One novel aspect that should be discussed is the final pose in the mandatory posing round – favorite classic pose. Remember to pick a pose that suits your body and one that you can emulate from the past greats. Focus on foot and hip positioning as well as hand gesture/placement. A back pose, which looks good on paper, doesn’t translate well to the stage. Try to face the judges and mimic a signature pose of one of bodybuilding’s great.
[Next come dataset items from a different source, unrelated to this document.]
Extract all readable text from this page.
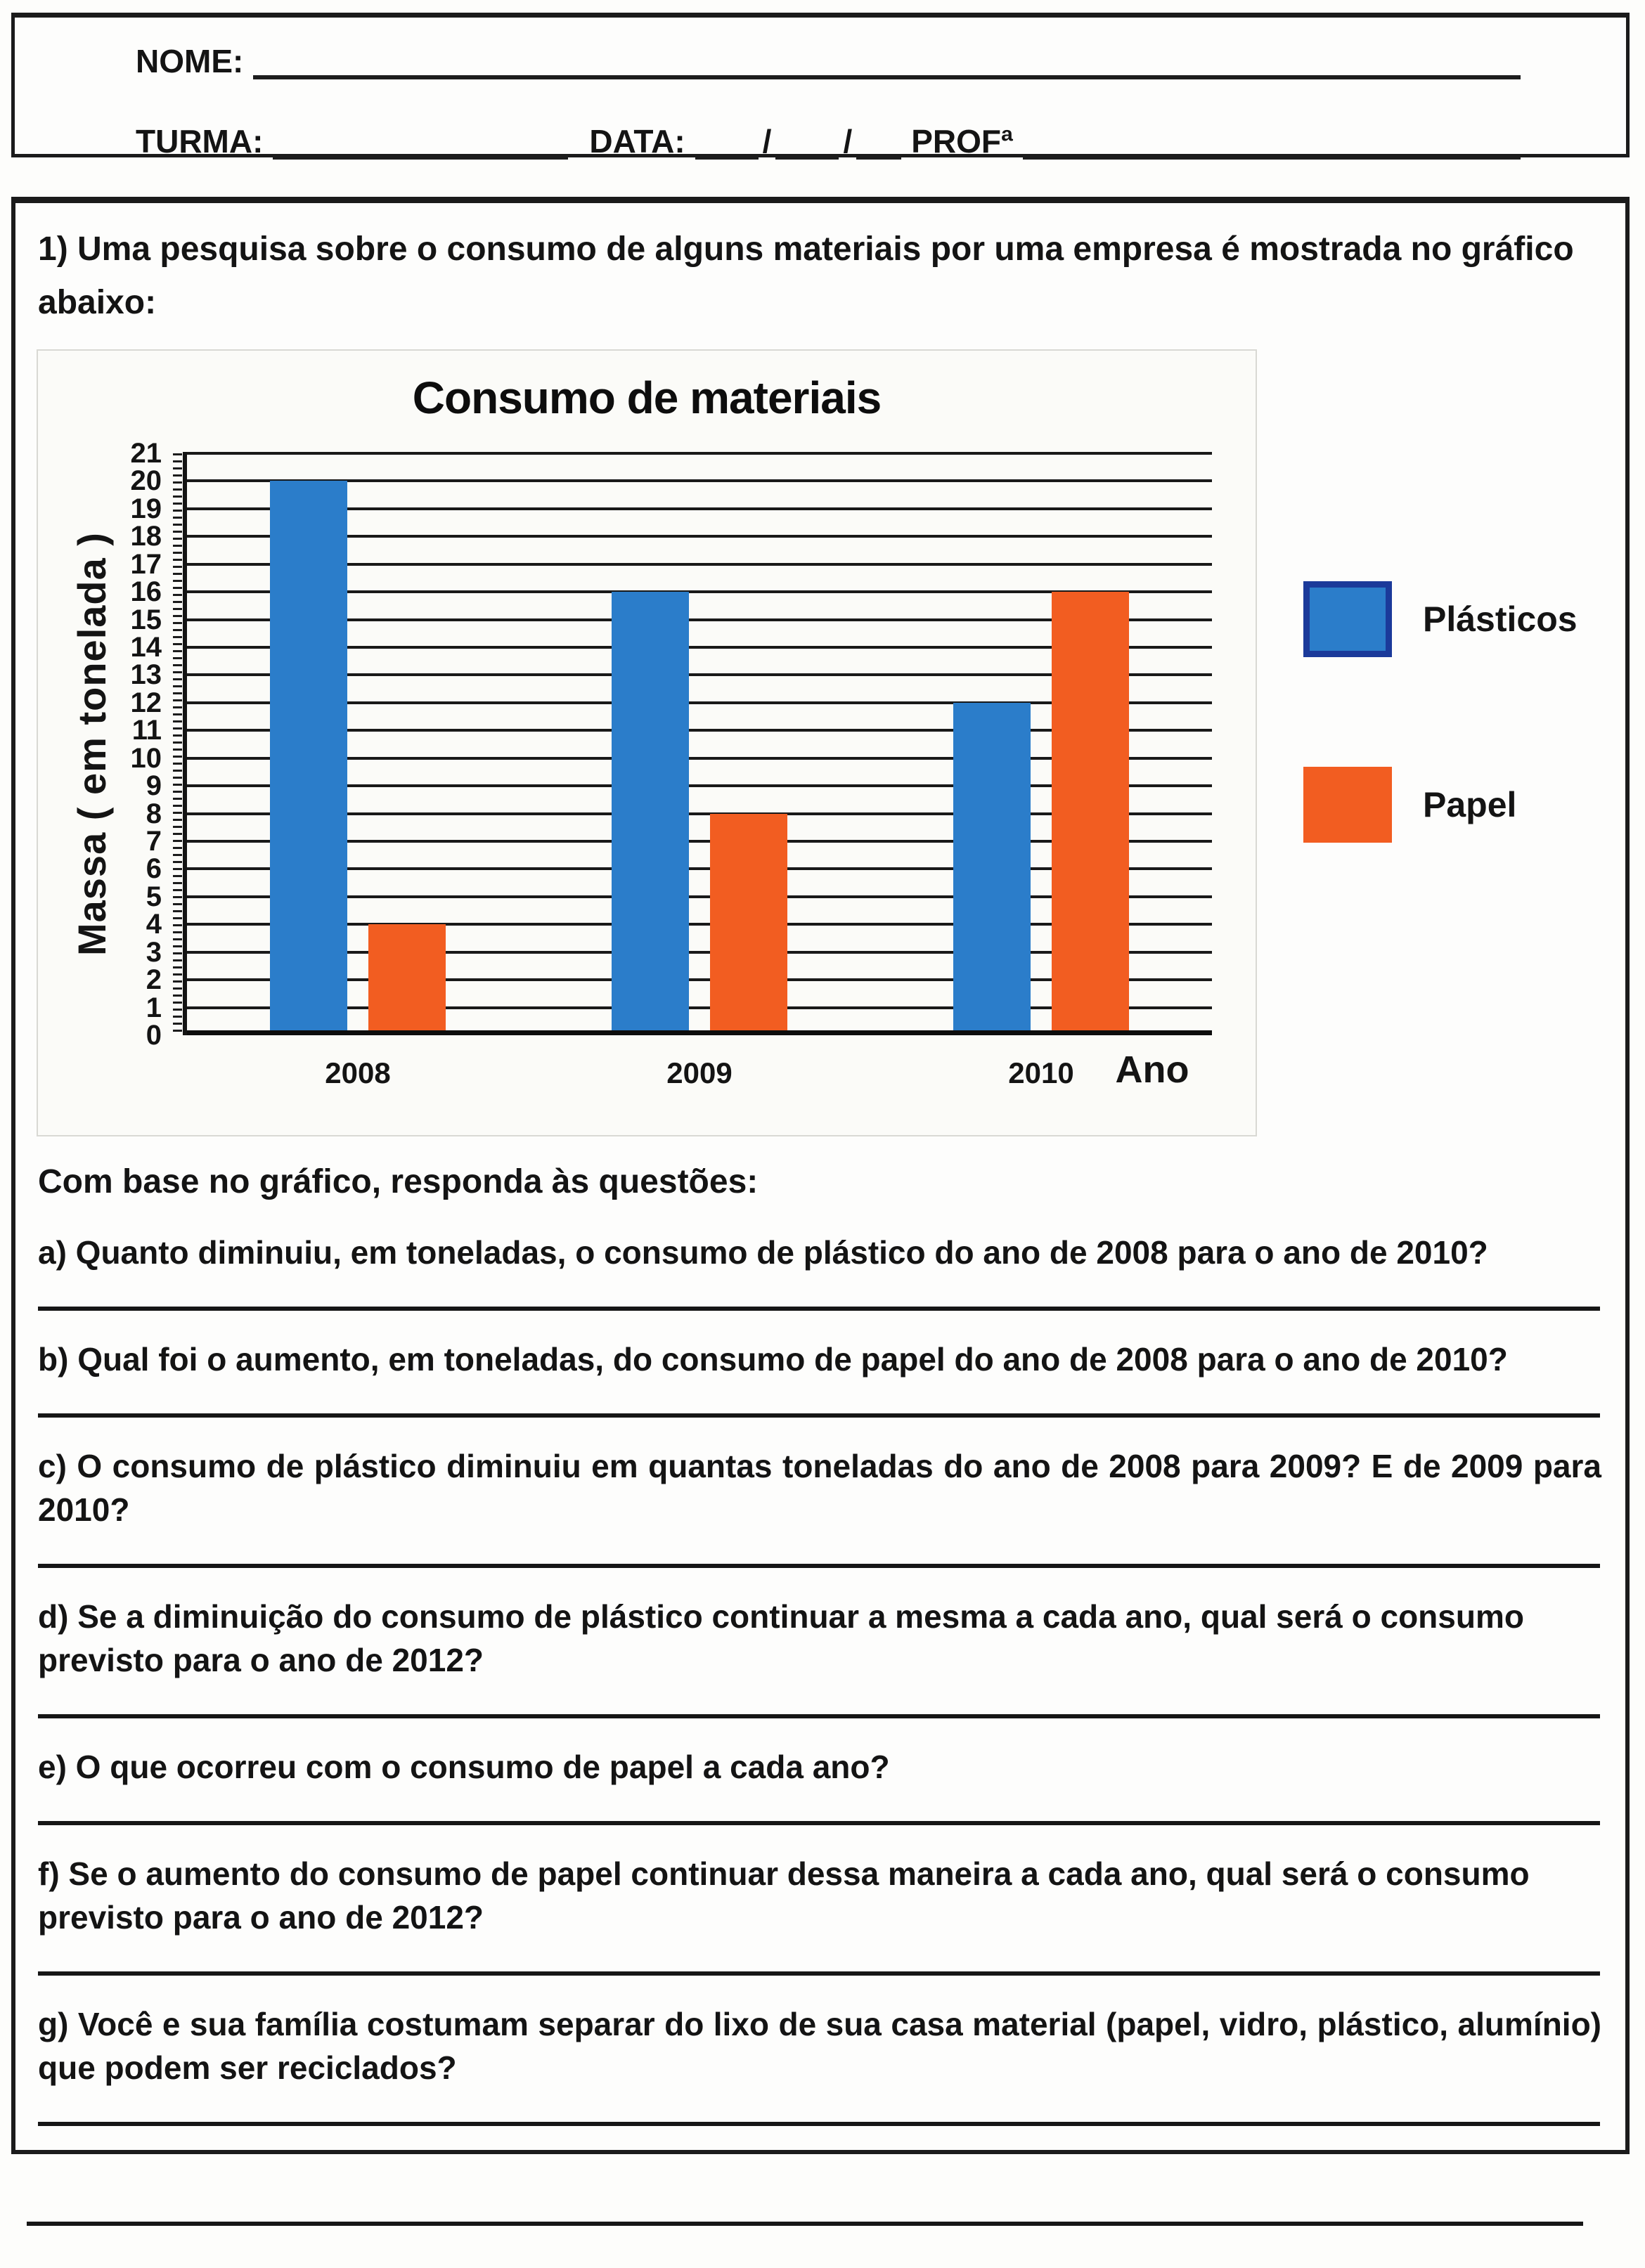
NOME:
TURMA:	DATA: / / PROFª

1) Uma pesquisa sobre o consumo de alguns materiais por uma empresa é mostrada no gráfico abaixo:

Consumo de materiais
Massa ( em tonelada )
0
1
2
3
4
5
6
7
8
9
10
11
12
13
14
15
16
17
18
19
20
21
2008	2009	2010	Ano
Plásticos
Papel

Com base no gráfico, responda às questões:

a) Quanto diminuiu, em toneladas, o consumo de plástico do ano de 2008 para o ano de 2010?

b) Qual foi o aumento, em toneladas, do consumo de papel do ano de 2008 para o ano de 2010?

c) O consumo de plástico diminuiu em quantas toneladas do ano de 2008 para 2009? E de 2009 para 2010?

d) Se a diminuição do consumo de plástico continuar a mesma a cada ano, qual será o consumo previsto para o ano de 2012?

e) O que ocorreu com o consumo de papel a cada ano?

f) Se o aumento do consumo de papel continuar dessa maneira a cada ano, qual será o consumo previsto para o ano de 2012?

g) Você e sua família costumam separar do lixo de sua casa material (papel, vidro, plástico, alumínio) que podem ser reciclados?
This is a critical part of an athlete’s presentation. It is during this round an athlete can really secure that one perfect picture for framing (yes, you should be purchasing stage shots from the official photographer). Typically, bodybuilders will go from one pose to the next during their 60 second routine. With Classic Physique there is also emphasis placed on the transition between the poses. Is the transition smooth? Does it flow and not look awkward? A Classic Physique athlete who has done their homework understands that foot placement or hand gestures complement the transition and become a pose unto themselves. The choice of music is also important. One doesn’t need to look for classical music per se (although that is not a bad choice) but they should search for music that is dramatic, compelling and eliciting emotion. Think along the lines of music from the movie Gladiator or 300 not ACDC’s Back in Black or something you heard at last weekend’s rave.
One final note…
One of the key characteristics of a classic physique is a small waist. The Classic Physique division is strongly opposed to distended or bloated guts which were once common place in the bodybuilding world. It makes no sense to go out for a burger, fries and cheesecake binge between the morning and night shows. This bodybuilder strategy doesn’t translate well to the Classic Physique division and is sure way to destroy the trademark classic flat stomach of the classical physique.
Hopefully, this small piece has been educational. I would strongly suggest going to one of the OPA’s Posing Workshops where you can be critiqued and schooled by the best in the OPA. The hosts are dedicated to helping you achieve your best look and only want you to succeed! Remember, put the time in to do your homework. It will show on the stage and in your placing!